Ultimately, it comes down to the individual palate, Szabo says.

 

"It's an easy, healthy mentality towards food and wine," he says. "That's what eventually will get more people to try it, more people to experience it, more people to love it and develop a passion for it."

 

Matchmaker

Sommelier Zoltan Szabo offers wine recommendations-complete

with his tasting notes-to accompany some dishes

that highlight regional produce.

 

Tomato and goat cheese

tart with basil

2006 Sauvignon Blanc,

Peninsula Ridge, Niagara

Uber-pale with light jade green hue. Fragrances of Persian lime and grapefruit with just hints of fresh cut grass and limestone. Light, dry and very fresh with a clean, zesty, green orange finish. Great for spring/summer.

 

Roasted baby beet salad with summer greens, crumbled blue cheese, walnuts

and balsamic vinaigrette

Slightly chilled 2005 Gamay, Huff Estates,

Prince Edward County

Deeper than typical colour. Currants, blueberry and very spicy, peppery, cardamom nuances on the nose. Light to medium bodied with fresh acidity, pleasant tannins, dry and spicy finish.

 

Mussels with summer vegetable ratatouille

2006 Rose, Fielding, Niagara

Blend of Cabernet Sauvignon, Merlot, Pinot Noir and Syrah.Bright pink with aromas of red berry punch and some floral.

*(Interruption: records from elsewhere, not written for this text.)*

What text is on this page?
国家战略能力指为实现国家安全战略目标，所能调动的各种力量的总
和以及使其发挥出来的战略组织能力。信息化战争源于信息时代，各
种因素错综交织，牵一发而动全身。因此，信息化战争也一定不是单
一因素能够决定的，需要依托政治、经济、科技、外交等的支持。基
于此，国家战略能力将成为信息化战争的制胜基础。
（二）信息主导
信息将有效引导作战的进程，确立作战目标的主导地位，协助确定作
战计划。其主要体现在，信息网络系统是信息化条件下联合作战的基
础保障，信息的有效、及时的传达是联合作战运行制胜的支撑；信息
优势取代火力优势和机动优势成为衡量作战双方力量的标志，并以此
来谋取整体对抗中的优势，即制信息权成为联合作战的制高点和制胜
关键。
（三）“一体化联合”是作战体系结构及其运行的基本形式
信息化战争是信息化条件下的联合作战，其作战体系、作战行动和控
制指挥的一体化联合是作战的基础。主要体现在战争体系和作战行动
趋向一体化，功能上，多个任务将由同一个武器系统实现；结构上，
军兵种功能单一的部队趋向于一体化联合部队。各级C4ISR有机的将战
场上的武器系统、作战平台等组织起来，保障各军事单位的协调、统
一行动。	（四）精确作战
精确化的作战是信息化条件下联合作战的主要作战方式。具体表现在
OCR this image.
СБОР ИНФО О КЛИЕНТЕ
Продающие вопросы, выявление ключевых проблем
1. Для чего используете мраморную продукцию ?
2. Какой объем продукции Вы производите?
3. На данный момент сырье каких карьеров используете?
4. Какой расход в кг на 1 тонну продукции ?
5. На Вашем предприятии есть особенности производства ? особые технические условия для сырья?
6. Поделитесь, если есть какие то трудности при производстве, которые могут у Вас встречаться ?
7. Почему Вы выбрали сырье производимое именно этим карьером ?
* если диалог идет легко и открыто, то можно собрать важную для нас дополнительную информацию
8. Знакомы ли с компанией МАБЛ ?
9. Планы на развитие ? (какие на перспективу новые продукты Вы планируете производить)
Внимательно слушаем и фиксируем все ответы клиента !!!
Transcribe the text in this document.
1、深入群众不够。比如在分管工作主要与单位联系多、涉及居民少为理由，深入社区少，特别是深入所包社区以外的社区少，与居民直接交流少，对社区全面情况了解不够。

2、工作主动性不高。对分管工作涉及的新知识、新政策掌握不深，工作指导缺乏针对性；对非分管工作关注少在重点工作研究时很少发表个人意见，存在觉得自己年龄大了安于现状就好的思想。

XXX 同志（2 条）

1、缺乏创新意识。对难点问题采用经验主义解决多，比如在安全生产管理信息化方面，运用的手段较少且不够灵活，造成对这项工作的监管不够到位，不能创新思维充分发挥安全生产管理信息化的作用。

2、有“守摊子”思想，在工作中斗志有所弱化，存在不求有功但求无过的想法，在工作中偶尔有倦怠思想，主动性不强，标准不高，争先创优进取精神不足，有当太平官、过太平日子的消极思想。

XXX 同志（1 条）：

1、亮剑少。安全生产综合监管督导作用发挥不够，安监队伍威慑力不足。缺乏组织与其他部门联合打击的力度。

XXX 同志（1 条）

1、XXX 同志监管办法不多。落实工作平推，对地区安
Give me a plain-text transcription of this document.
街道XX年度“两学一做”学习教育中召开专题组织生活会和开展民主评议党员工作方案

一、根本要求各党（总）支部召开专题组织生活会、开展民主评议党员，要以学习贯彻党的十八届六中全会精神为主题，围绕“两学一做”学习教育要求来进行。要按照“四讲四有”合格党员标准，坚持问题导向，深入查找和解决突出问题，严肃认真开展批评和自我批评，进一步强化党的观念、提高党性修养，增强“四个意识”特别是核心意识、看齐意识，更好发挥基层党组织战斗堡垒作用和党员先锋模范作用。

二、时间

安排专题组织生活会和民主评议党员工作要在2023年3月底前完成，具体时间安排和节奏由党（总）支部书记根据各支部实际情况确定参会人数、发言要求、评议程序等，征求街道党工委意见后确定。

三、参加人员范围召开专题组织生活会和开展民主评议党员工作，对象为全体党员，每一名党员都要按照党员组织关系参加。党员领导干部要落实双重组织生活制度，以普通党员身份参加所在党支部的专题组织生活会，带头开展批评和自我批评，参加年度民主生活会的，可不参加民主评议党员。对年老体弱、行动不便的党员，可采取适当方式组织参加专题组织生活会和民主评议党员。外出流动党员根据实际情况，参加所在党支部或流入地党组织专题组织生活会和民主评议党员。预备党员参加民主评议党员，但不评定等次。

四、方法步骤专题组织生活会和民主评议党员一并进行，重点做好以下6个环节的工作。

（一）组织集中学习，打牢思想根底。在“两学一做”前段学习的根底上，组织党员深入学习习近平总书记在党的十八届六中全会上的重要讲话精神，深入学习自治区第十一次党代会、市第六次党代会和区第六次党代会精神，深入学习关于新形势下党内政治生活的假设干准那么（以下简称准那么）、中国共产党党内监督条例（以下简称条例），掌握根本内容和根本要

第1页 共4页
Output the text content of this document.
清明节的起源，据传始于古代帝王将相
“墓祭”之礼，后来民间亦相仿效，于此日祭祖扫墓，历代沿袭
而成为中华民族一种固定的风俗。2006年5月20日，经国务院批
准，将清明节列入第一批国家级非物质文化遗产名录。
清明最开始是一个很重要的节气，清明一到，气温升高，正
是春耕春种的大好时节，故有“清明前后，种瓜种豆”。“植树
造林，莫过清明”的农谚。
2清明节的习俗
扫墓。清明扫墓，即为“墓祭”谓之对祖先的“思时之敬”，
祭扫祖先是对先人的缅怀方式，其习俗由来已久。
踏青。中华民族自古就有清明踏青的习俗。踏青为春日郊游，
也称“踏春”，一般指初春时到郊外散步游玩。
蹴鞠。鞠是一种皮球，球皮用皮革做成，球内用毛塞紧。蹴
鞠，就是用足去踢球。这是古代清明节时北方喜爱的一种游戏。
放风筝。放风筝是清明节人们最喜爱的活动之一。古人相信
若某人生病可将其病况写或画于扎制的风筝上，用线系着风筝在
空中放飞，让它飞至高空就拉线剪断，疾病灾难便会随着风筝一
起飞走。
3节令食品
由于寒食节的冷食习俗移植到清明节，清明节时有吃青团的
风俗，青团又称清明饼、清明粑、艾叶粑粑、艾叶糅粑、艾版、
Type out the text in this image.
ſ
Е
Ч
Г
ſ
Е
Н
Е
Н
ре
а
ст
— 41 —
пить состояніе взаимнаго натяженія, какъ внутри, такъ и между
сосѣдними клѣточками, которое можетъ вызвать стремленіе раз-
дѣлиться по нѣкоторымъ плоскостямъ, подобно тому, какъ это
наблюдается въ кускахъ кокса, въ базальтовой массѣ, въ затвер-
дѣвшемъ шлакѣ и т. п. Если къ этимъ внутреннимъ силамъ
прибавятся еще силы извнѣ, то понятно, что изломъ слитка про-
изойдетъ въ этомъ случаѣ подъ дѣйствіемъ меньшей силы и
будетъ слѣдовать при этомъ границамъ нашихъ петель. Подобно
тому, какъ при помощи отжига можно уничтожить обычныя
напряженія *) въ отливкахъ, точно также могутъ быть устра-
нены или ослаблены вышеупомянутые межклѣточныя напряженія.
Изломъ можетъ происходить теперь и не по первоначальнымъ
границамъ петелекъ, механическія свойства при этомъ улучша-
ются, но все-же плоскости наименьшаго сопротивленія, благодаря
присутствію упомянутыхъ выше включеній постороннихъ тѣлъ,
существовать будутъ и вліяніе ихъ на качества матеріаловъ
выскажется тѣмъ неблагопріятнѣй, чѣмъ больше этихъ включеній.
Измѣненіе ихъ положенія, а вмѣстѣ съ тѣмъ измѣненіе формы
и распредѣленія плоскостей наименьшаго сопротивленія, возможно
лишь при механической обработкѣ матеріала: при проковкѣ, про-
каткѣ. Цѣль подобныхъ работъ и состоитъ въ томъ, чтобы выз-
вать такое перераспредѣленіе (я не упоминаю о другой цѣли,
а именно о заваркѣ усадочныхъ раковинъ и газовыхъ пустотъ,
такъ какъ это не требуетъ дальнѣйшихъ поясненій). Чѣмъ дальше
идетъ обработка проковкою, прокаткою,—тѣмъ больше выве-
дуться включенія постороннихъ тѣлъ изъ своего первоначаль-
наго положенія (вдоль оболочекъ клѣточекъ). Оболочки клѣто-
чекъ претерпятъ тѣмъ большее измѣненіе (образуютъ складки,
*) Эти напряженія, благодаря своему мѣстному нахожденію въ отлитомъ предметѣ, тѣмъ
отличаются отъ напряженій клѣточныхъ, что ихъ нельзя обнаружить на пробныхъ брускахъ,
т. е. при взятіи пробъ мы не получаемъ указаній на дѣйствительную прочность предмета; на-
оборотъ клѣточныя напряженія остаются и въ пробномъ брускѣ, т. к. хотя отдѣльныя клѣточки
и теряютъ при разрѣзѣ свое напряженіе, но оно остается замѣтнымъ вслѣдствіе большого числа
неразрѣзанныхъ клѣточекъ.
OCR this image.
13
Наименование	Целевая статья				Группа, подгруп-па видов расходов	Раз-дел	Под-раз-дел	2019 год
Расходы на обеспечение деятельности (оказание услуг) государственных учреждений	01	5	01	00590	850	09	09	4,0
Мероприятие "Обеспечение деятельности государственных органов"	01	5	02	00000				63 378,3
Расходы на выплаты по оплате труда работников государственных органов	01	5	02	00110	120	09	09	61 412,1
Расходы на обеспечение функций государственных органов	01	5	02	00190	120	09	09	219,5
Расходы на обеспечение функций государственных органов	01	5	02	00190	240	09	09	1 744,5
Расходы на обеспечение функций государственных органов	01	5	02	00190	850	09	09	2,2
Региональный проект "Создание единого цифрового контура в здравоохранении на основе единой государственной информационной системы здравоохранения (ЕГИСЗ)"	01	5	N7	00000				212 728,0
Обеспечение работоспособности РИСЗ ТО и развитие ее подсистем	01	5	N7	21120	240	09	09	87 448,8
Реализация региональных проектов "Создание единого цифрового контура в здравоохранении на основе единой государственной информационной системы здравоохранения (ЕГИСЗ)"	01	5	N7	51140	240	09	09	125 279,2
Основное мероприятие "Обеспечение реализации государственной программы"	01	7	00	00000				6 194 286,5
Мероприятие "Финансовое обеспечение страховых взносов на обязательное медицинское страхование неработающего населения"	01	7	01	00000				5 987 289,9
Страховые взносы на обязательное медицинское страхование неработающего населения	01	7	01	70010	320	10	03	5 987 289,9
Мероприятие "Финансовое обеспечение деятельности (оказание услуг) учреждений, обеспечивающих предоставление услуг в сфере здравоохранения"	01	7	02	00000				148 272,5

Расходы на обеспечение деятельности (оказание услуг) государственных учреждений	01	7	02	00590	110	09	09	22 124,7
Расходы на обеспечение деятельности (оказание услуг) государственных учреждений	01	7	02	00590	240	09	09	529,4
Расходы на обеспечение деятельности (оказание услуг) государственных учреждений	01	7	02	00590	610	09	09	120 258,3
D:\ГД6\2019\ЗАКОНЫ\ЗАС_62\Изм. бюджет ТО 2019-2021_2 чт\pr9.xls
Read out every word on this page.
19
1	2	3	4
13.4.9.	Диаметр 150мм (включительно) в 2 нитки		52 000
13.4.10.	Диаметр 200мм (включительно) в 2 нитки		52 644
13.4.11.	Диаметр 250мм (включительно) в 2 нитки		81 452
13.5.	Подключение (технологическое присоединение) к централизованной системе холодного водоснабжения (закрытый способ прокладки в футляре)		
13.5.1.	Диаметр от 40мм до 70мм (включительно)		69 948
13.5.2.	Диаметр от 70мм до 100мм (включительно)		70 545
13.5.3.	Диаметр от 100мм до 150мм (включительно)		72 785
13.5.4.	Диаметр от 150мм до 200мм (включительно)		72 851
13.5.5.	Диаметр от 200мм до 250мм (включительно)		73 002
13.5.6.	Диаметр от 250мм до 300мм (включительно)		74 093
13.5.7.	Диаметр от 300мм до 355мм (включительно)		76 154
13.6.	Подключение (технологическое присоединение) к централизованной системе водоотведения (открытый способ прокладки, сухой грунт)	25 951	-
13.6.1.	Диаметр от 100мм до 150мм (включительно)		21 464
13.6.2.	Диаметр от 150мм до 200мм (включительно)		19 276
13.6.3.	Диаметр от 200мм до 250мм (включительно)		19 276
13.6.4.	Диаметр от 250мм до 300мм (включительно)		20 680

Medium bodied, dry with great freshness, with easy tannins adding some structure. Great with food.

 

Cedar salmon with grilled asparagus

2006 Riesling, Joie, Naramata (BC)

Peach and floral, some minerals on the bouquet. Light, off dry with  stone fruit flavours, medium intensity acidity and finish.

 

Summer fruit desserts, such as fresh raspberry mousse or traditional peach crumble

2004 Select Late Harvest Vidal, Strewn, Niagara

Honeyed nose of peach syrup, apricots and raisin. Sweet, but not overbearing, with a long finish.